No futuro, as casas provavelmente serão elevadas sobre palafitas. Embora essa tradição já esteja bem estabelecida aqui, alguns exemplos intrigantes de arquitetos como Herzog & de Meuron, na Suíça, e Teddy Cruz, em San Diego, mostram que elevar uma casa sobre palafitas pode ser abordado de uma forma direta que demonstra, em vez de esconder, seu propósito. Elevar conscientemente uma casa sobre palafitas também serve para nos lembrar das possibilidades estéticas inerentes ao nosso futuro mais líquido.
Os desafios das grandes estruturas: reimaginando os pisos térreos e os pisos superiores
A adaptação de grandes estruturas urbanas, particularmente os hotéis e edifícios de apartamentos históricos que são emblemáticos de Miami Beach, coloca outros desafios.
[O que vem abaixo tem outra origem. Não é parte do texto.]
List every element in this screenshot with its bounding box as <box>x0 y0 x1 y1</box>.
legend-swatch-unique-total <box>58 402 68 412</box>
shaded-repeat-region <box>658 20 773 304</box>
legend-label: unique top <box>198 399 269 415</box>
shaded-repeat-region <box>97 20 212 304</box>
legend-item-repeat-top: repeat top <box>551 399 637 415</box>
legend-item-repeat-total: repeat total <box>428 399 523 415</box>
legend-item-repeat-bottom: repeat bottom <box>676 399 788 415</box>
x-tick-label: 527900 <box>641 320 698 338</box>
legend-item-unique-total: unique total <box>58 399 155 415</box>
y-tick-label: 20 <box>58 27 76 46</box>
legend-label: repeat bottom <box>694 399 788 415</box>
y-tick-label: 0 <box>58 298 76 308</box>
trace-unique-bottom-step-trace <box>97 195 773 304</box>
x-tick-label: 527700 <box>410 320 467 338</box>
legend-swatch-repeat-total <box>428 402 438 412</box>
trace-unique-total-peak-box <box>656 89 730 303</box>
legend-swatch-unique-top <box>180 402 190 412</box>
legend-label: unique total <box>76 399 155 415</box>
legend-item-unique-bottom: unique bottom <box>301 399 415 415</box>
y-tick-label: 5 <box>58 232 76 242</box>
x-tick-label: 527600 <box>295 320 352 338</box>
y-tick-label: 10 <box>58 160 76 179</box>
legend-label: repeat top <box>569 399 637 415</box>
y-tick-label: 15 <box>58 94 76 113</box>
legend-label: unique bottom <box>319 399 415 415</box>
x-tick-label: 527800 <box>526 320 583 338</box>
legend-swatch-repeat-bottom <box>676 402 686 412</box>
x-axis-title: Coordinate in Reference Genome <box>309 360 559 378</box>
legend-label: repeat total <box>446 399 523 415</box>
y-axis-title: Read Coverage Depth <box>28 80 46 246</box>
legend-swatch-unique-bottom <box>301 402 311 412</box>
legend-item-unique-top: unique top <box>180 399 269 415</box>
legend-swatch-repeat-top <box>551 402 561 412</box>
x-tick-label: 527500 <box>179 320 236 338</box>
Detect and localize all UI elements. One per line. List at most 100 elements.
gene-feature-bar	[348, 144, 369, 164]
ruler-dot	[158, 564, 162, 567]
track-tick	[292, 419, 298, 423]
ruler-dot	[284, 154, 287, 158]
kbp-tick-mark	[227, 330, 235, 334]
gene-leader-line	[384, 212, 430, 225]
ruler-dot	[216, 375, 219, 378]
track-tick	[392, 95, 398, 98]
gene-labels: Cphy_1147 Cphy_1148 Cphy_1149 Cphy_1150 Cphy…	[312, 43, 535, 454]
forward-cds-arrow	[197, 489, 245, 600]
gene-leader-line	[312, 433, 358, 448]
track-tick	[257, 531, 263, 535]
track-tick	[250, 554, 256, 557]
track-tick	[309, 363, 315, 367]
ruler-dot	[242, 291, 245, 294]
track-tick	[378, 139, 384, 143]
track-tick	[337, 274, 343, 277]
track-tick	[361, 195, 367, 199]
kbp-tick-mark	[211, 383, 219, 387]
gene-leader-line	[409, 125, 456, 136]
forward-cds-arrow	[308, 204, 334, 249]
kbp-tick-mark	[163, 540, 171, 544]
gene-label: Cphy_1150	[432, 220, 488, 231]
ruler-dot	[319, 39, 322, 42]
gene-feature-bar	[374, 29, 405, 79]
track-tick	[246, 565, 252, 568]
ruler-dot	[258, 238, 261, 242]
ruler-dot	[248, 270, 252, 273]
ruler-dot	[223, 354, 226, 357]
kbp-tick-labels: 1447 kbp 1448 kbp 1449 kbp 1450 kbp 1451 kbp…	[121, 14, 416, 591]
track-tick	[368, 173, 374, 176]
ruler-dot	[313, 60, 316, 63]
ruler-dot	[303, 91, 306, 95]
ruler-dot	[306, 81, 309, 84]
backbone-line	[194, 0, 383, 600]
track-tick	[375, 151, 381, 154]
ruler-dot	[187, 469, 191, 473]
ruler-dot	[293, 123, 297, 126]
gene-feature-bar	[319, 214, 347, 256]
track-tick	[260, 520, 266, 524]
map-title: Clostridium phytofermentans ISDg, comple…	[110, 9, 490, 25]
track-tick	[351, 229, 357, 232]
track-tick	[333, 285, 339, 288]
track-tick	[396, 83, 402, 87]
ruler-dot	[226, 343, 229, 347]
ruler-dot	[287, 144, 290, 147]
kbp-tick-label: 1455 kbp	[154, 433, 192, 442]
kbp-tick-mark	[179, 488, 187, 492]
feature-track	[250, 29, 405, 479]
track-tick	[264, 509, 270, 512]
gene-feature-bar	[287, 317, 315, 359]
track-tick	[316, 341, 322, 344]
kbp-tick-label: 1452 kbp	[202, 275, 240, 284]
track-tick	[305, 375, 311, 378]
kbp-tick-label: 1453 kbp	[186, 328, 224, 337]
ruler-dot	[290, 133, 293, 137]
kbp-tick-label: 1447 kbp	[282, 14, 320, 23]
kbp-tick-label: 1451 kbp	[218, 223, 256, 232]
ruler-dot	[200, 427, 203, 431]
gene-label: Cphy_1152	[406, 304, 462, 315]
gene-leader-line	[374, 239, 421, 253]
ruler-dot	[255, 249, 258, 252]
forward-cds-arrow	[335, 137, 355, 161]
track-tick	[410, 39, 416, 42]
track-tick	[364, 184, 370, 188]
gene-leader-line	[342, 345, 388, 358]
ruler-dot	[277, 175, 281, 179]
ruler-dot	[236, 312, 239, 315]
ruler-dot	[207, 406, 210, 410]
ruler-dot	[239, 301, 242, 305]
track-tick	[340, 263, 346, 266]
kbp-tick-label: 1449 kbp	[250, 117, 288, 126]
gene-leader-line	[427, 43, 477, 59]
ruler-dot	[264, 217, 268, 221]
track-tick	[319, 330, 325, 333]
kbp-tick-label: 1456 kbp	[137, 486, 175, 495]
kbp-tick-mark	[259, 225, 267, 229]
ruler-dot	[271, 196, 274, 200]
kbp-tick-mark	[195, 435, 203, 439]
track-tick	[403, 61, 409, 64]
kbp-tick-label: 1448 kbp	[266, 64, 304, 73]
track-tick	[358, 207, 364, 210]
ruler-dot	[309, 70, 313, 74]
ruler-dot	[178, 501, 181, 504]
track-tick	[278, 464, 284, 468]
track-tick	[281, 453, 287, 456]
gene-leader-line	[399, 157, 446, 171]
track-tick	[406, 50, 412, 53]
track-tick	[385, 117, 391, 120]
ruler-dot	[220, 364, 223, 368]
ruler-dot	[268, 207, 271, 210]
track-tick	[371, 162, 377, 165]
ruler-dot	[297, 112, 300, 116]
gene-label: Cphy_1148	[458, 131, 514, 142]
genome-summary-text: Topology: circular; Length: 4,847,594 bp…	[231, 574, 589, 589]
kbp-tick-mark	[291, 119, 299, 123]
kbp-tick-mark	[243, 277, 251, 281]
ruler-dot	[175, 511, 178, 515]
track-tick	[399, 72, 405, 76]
Shulman é cauteloso quanto à possibilidade de elevar esses edifícios, especialmente no contexto de um bairro histórico onde o contexto e a relação entre os edifícios são importantes. No futuro, os edifícios poderão crescer verticalmente para atender às necessidades e se adaptar ao aumento do nível das águas, permanecendo no mesmo lugar. Nesse caso, os pisos térreos precisam ser repensados de forma flexível.
A cidade como um organismo vivo: um processo contínuo de adaptação
Para Shulman, a adaptação urbana não se limita a transformações pontuais. Pelo contrário, ele vê Miami como uma cidade em constante evolução, onde novos edifícios surgem a partir dos mais antigos. “Vejo as cidades como organismos que devem sempre se adaptar ao longo do tempo”, diz ele. Para ele, a cidade é um ser vivo, uma estrutura em constante evolução.
Os desafios atuais não devem ser vistos como obstáculos intransponíveis, mas como oportunidades para reinventar a cidade de forma orgânica. “Sempre houve interseções interessantes entre as camadas antigas e as novas dos edifícios; elas tornam a cidade mais rica e o significado da preservação mais profundo.”
Shulman conclui enfatizando que Miami, como outras grandes cidades, deve continuar a evoluir para superar os desafios das mudanças climáticas, respeitando seu patrimônio. “É um momento fascinante para pensar sobre o futuro da cidade, onde edifícios e espaços se adaptam aos desafios climáticos, sociais e urbanos.” Essa visão de uma cidade adaptável e em constante evolução ecoa a necessidade de repensar o planejamento urbano para garantir sua resiliência diante de futuras crises ambientais.